Perempuan yang dijadikan selir berasal dari daerah yang tersohor banyak menyimpan gadis cantik nan rupawan. Laporan penelitian Koentjoro (1989) mengidentifikasi terdapat 11 kabupaten di Jawa yang dalam lembaran sejarah terkenal sebagai pemasok perempuan untuk kerajaan. Para perempuan "deso" ini diboyong ke lingkungan istana untuk dijadikan "istri-istri percobaan" bagi raja atau pangeran sampai diperoleh perempuan sederajat yang hendak dinikahi secara resmi oleh golongan darah biru itu.
Istri percobaan ini sewaktu-waktu dapat diusir dari keraton dan mereka tidak berhak mengasuh anak yang dilahirkannya sebagai hasil hubungan dengan pemilik tahta. Sementara dari sisi ketangguhan fisik, mempersunting sedemikian banyak selir berarti mempercepat proses reproduksi kekuasaan raja dan membuktikan adanya kejayaan spiritual. Tidak mengherankan kalau Paku Buwono X semasa hidupnya mempunyai selir berjumlah kurang lebih 40 orang dan empat istri resmi. Tetapi perempuan yang berada di lingkaran kerajaan tidak selalu mujur.
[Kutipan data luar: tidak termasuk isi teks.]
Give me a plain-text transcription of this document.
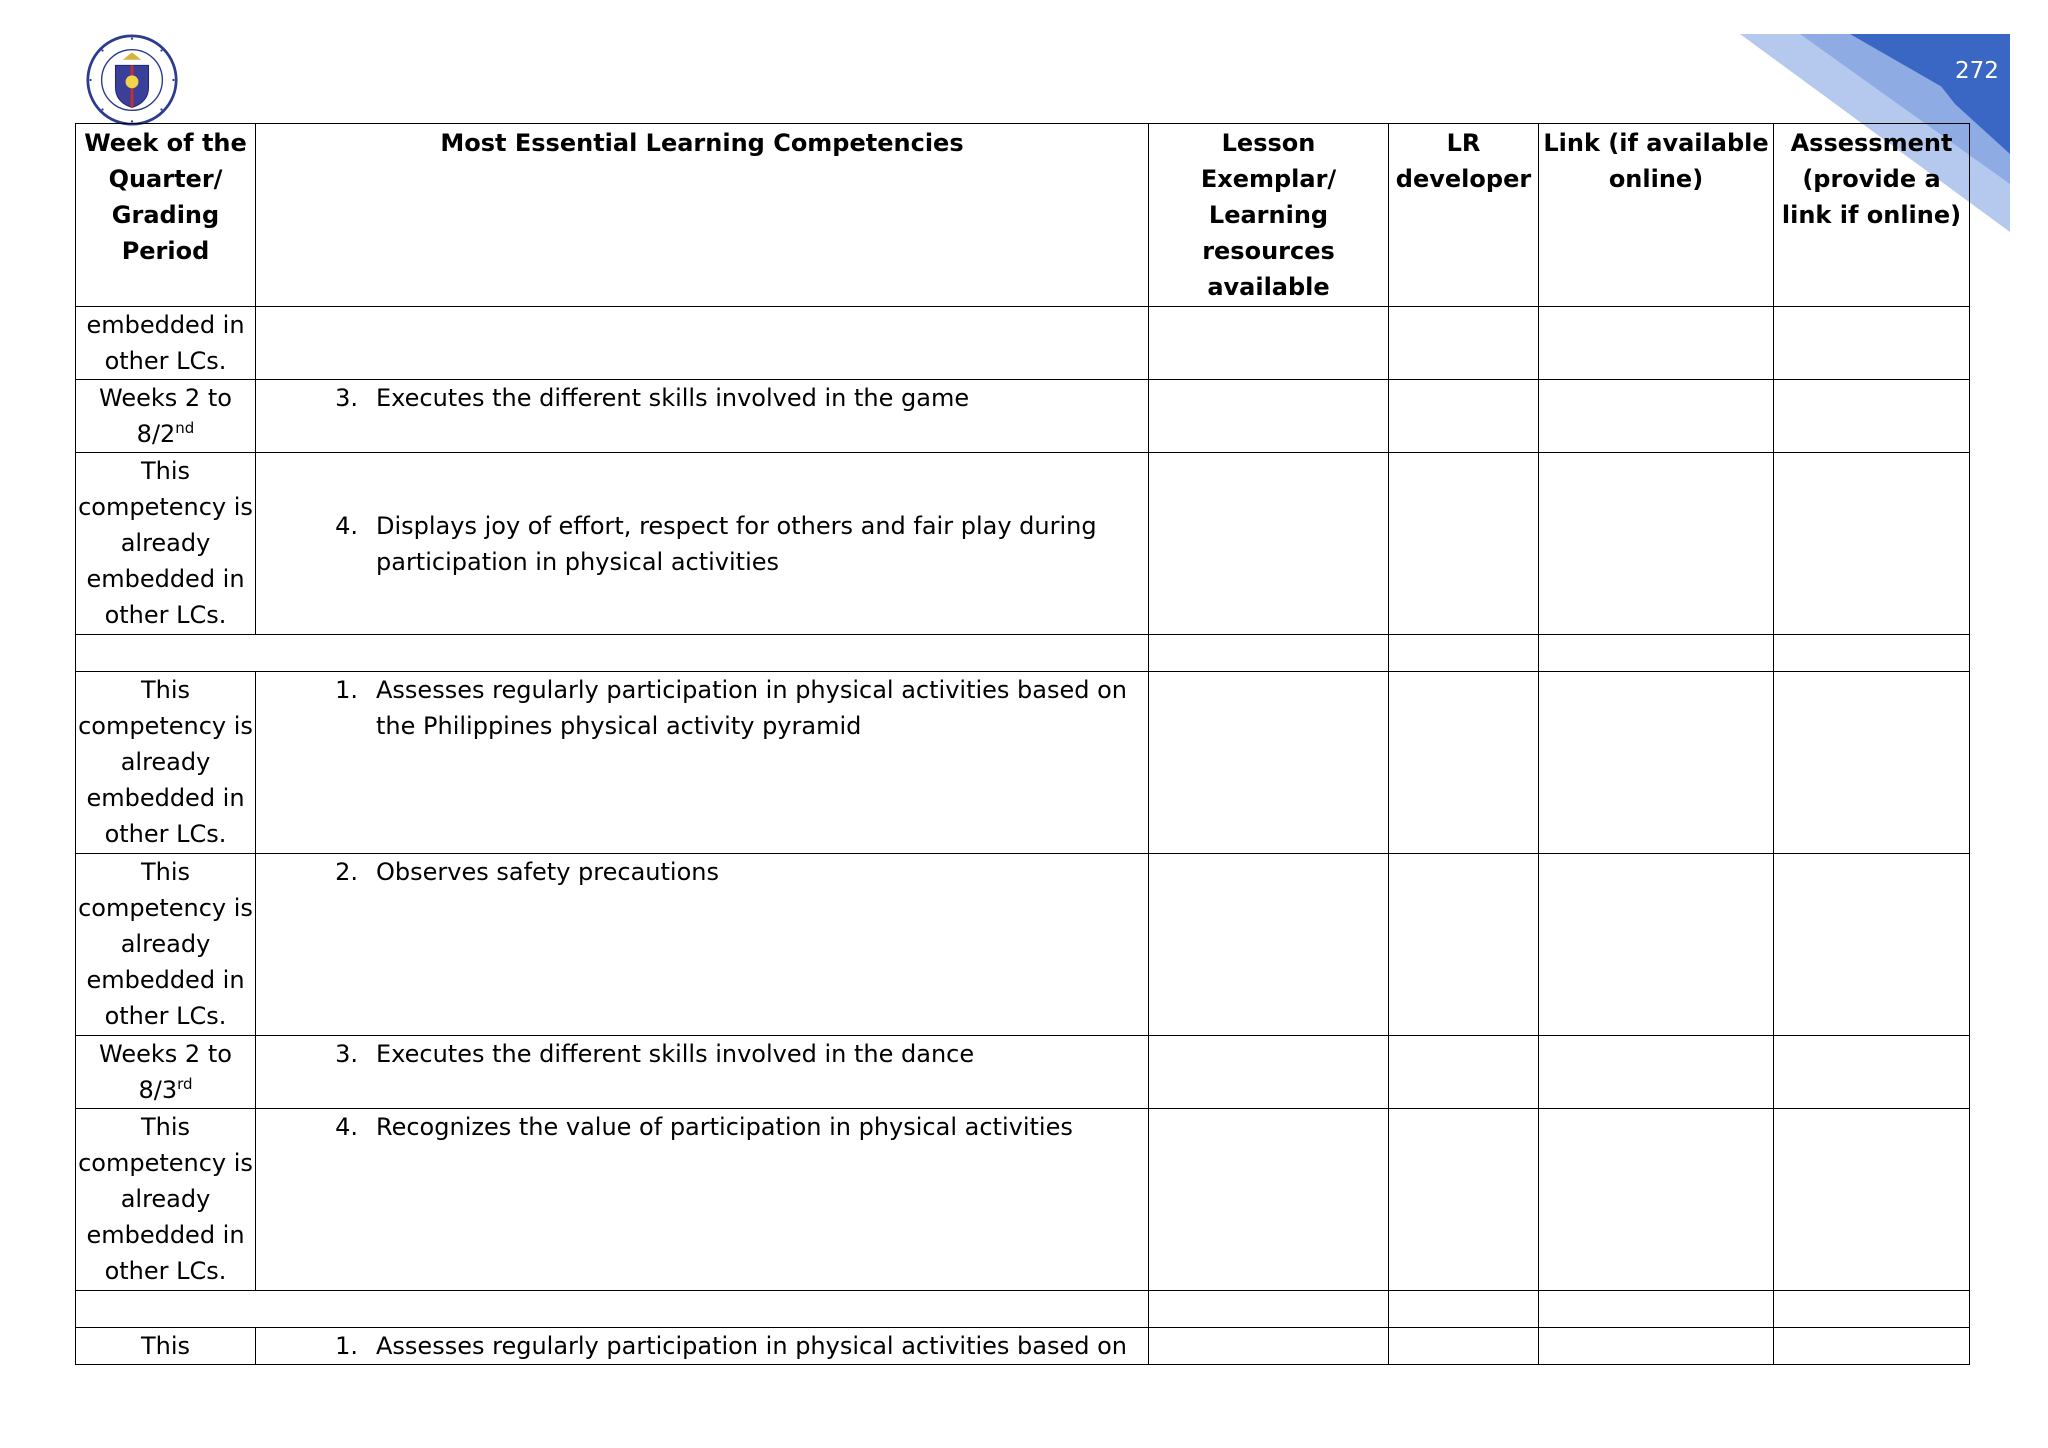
272
Week of the Quarter/ Grading Period	Most Essential Learning Competencies	Lesson Exemplar/ Learning resources available	LR developer	Link (if available online)	Assessment (provide a link if online)
embedded in other LCs.					
Weeks 2 to 8/2nd	3. Executes the different skills involved in the game				

This competency is already embedded in other LCs.	4. Displays joy of effort, respect for others and fair play during participation in physical activities				

This competency is already embedded in other LCs.	1. Assesses regularly participation in physical activities based on the Philippines physical activity pyramid				

This competency is already embedded in other LCs.	2. Observes safety precautions				

Weeks 2 to 8/3rd	3. Executes the different skills involved in the dance				

This competency is already embedded in other LCs.	4. Recognizes the value of participation in physical activities				

This	1. Assesses regularly participation in physical activities based on				
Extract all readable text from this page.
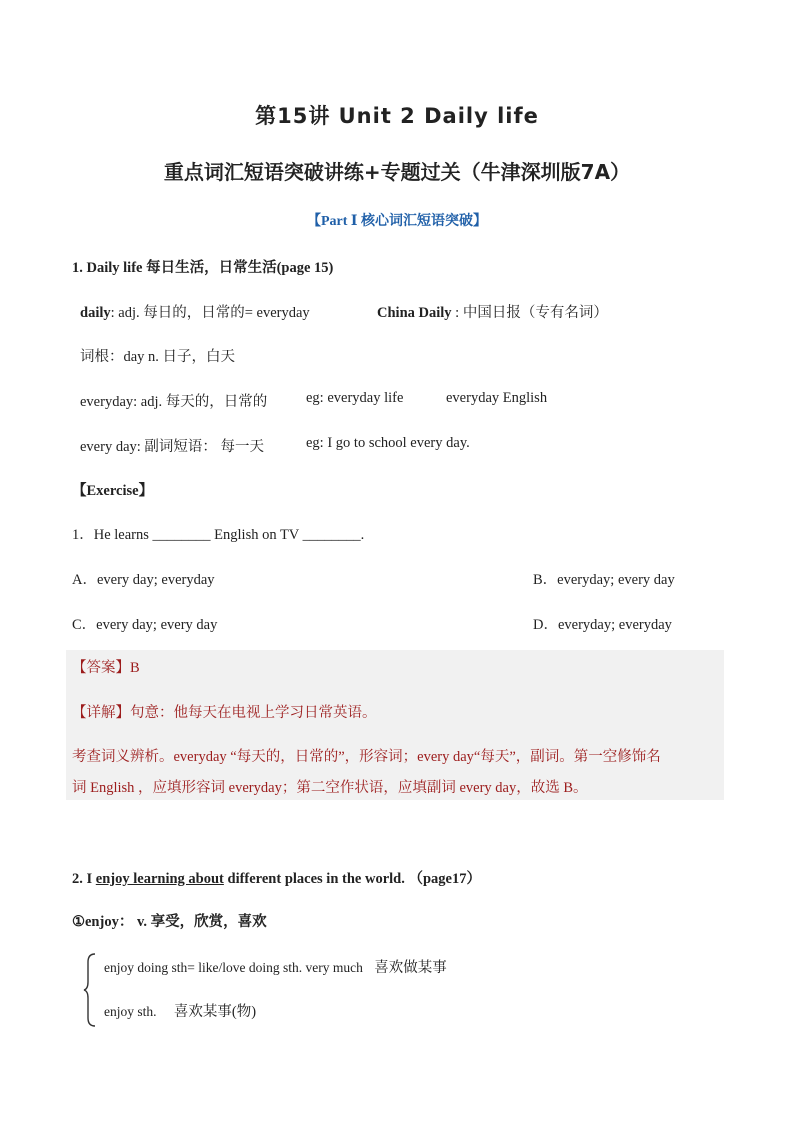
第15讲 Unit 2 Daily life
重点词汇短语突破讲练+专题过关（牛津深圳版7A）
【Part Ⅰ 核心词汇短语突破】
1. Daily life 每日生活，日常生活(page 15)
daily: adj. 每日的，日常的= everyday	China Daily : 中国日报（专有名词）
词根：day n. 日子，白天
everyday: adj. 每天的，日常的	eg: everyday life	everyday English
every day: 副词短语： 每一天	eg: I go to school every day.
【Exercise】
1．He learns ________ English on TV ________.
A．every day; everyday	B．everyday; every day
C．every day; every day	D．everyday; everyday
【答案】B
【详解】句意：他每天在电视上学习日常英语。
考查词义辨析。everyday “每天的，日常的”，形容词；every day“每天”，副词。第一空修饰名
词 English ，应填形容词 everyday；第二空作状语，应填副词 every day，故选 B。
2. I enjoy learning about different places in the world. （page17）
①enjoy： v. 享受，欣赏，喜欢
enjoy doing sth= like/love doing sth. very much 喜欢做某事
enjoy sth. 喜欢某事(物)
Nasib tragis tidak jarang justru menimpa perempuan dari kasta sudra manakala cuma dipakai sebagai alat pemuas nafsu dari keluarga kerajaan atau bangsawan.
Seks adalah bukan barang tabu di dalam lingkungan keraton. Budaya yang memagari estetika seks di lingkungan keratonlah, yang memposisikan seks bukan merupakan sebuah ketabuan. Masa lalu telah meninggalkan pesan bahwa kraton mempunyai sisi epistimologis yang berbeda dengan masyarakat awam, mengenai seks.